His comments came after care services minister Norman Lamb announced today that a new legal obligation in the NHS constitution would make “clear and explicit” the right of patients and their families to be informed over end-of-life treatment decisions.
At question time in the House of Lords, Tory Baroness Knight of Collingtree said: “Large number of people with personal experience of how the LCP is operating complained that their relatives were denied hydration in hospital and died in acute pain and discomfort with no knowledge whatsoever or agreement of having been put on this pathway.”
She asked Lord Howe: “Are you aware that if relatives step in in time and give their dear ones help and water patients have often survived? One rang me a few days ago and she is now going on a cruise.”
She said there should be a “truly independent” inquiry and not one carried out by “vested interests”.
Lord Howe told her: “There has been an enormous amount of misreporting and misinformation around the Liverpool Care Pathway, which has been endorsed publicly in a consensus document by 22 of the leading organisations and patient organisations in this area including Marie Curie.
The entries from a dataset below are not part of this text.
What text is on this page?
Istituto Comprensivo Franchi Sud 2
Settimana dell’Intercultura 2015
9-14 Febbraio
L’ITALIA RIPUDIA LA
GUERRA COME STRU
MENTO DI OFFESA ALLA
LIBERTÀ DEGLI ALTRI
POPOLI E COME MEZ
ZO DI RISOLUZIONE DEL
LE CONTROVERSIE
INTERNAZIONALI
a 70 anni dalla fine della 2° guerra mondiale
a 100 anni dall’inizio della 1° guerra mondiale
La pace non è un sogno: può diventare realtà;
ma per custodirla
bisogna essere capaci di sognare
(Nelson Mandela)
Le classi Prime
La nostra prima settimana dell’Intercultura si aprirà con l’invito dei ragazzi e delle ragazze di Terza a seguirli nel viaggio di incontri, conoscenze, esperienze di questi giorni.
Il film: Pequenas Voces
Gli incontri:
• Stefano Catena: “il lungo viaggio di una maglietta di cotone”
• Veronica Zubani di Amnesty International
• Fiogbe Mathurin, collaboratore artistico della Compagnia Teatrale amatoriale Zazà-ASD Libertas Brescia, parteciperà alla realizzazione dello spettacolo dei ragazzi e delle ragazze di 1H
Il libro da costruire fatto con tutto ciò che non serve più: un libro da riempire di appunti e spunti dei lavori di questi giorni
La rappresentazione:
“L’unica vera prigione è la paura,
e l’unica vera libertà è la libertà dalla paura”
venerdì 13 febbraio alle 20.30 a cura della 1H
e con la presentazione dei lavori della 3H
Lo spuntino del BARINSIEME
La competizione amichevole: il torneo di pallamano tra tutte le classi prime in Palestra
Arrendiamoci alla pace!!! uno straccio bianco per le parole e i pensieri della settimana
“Some of those organisations are looking carefully at the reports you mentioned. It is noticeable that not a single complaint has reached the regulators in this area, which I suggest indicates there may be less substance to some of these stories than first meets the eye.”
He added there was “no room for complacency in a matter of this kind” and a number of organisations were looking into the system.
But he told peers: “We do not make policy decisions based on anecdote if the work in progress suggests a cause for concern we will respond on the basis of that evidence.”